Von Claudia Koestler und Pia Ratzesberger, Wolfratshausen

Drei Infoveranstaltungen und Hunderte von Plakaten später ist die Politik in Wolfratshausen noch immer aus der Balance. Die Bürger müssen den gordischen Knoten in Sachen Bürgerladen lösen. Dafür fordert Bürgerladen-Sprecher Ernst Gröbmair einen Ausgleich: Als er sich zum Gespräch mit Bürgermeister Klaus Heilinglechner (BVW) und Bürgerladen-Standort-Kritiker Fritz Schnaller (SPD) bei der SZ trifft, ist zunächst auch Alfred Fraas anwesend. Zuviel für Gröbmair, das gegnerische Lager sei in der Mehrheit. Fraas geht, die Diskussion kann beginnen.

Bürgerladen und Sortiment

Setzen Sie sich nach all den Streitigkeiten noch gemeinsam an einen Tisch?

Schnaller:Leider ist die Diskussion um den Bürgerladen etwas persönlich geworden. Wir sind nicht ewig beleidigt, das ist Konsens zwischen mir und dem Bürgermeister, und es ist auch nicht so, dass ich Herrn Gröbmair nicht mehr grüßen würde, wenn ich ihn auf der Straße sehe (Gröbmair lächelt, Heilinglechner nickt).

Warum braucht Wolfratshausen einen Nahversorger im Zentrum, wenn andere Städte Flaniermeilen haben?

Gröbmair: Durch den Wegfall des Tengelmanns ist eine große Lücke entstanden. Bei einer Umfrage sagten 604 Leute, dass sie einen Lebensmittelladen wollen, davon 519 Befragte, dass sie fußläufig einkaufen können möchten. Viele Ältere und sozial Schwache leben in der Altstadt.

Heilinglechner: Klar ist, das Gros der Bürger erledigt seinen Wocheneinkauf beim Discounter. Es geht aber um diejenigen, die nicht so mobil sind. Meine persönliche Meinung ist, dass wir einen Bürgerladen brauchen, ich glaube aber auch, dass wir kein Geschäft im Hochpreissegment bekommen sollten. Wichtig sind mir regionale Produkte, damit lockt man auch Kundschaft von außen an.

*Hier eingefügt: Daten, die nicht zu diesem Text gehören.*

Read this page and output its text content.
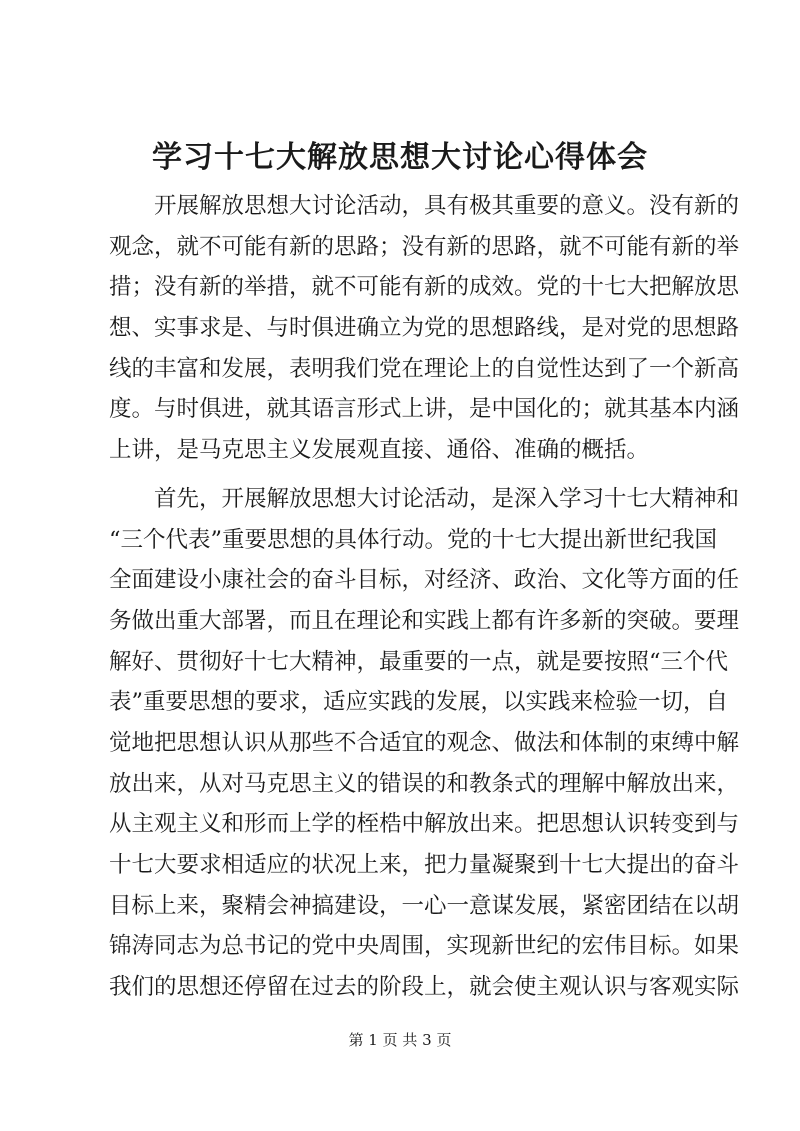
学习十七大解放思想大讨论心得体会
　　开展解放思想大讨论活动，具有极其重要的意义。没有新的
观念，就不可能有新的思路；没有新的思路，就不可能有新的举
措；没有新的举措，就不可能有新的成效。党的十七大把解放思
想、实事求是、与时俱进确立为党的思想路线，是对党的思想路
线的丰富和发展，表明我们党在理论上的自觉性达到了一个新高
度。与时俱进，就其语言形式上讲，是中国化的；就其基本内涵
上讲，是马克思主义发展观直接、通俗、准确的概括。
　　首先，开展解放思想大讨论活动，是深入学习十七大精神和
“三个代表”重要思想的具体行动。党的十七大提出新世纪我国
全面建设小康社会的奋斗目标，对经济、政治、文化等方面的任
务做出重大部署，而且在理论和实践上都有许多新的突破。要理
解好、贯彻好十七大精神，最重要的一点，就是要按照“三个代
表”重要思想的要求，适应实践的发展，以实践来检验一切，自
觉地把思想认识从那些不合适宜的观念、做法和体制的束缚中解
放出来，从对马克思主义的错误的和教条式的理解中解放出来，
从主观主义和形而上学的桎梏中解放出来。把思想认识转变到与
十七大要求相适应的状况上来，把力量凝聚到十七大提出的奋斗
目标上来，聚精会神搞建设，一心一意谋发展，紧密团结在以胡
锦涛同志为总书记的党中央周围，实现新世纪的宏伟目标。如果
我们的思想还停留在过去的阶段上，就会使主观认识与客观实际
第 1 页 共 3 页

Schnaller: Wir haben in der Altstadt vier Bäcker, zwei Obst- und Gemüseläden, zwei Feinkostläden, den grünen Markt, einige Cafés, Restaurants. Wo wir ein Nahversorger-Problem haben, ist in Waldram und Farchet. Ich lehne einen Bürgerladen nicht ab, aber leider ergeben sich Schwierigkeiten in der Umsetzung.

Welche?

Schnaller: Es kann sein, dass die regionalen Produkte überhaupt nicht angenommen werden, denn Sie haben hier am Ort einen Rewe. Was der alles an regionaler und an Bio-Ware anbietet, ist super.

Für Bürgerladen-Sprecher Ernst Gröbmair gibt es keine Alternative zum Standort Untermarkt 10. (Foto: Hartmut Pöstges)

Heilinglechner: Das ist doch keine regionale Ware!

Gröbmair: Da haben Sie aber schnell drüber geschaut, Herr Schnaller!

Schnaller: Das wissen Sie als Insider vielleicht, aber der Kunde nimmt die Produkte als regional wahr, das ist entscheidend. Nehmen wir an, der Bürgerladen hat nach zwei Jahren größere Schwierigkeiten; der wird nicht gleich zumachen, sondern auf den Stadtrat zukommen und sagen: "Oh, wir sind kurz davor, dass es laufen würde, können wir nicht noch einmal Unterstützung bekommen?" Was machen Sie dann als Stadrat? Und nach fünf, sieben Jahren zeigt sich dann, dass der Laden nicht funktioniert und wir stehen da.

Einnahmen

Was veranlasst Sie zu solchen Sorgen?

Schnaller: Ich habe unter anderem mit dem Inhaber des ehemaligen Isarkaufhauses gesprochen und gefragt, was er pro zahlendem Kunden eingenommen hat. Dieser Wert und der Wert aus dem Business Plan des Bürgerladens gehen so weit auseinander, dass der Business Plan in meinen Augen sehr, sehr optimistisch ist: pro Kunde 16 Euro Umsatz bei neun oder zehn Kunden pro Stunde.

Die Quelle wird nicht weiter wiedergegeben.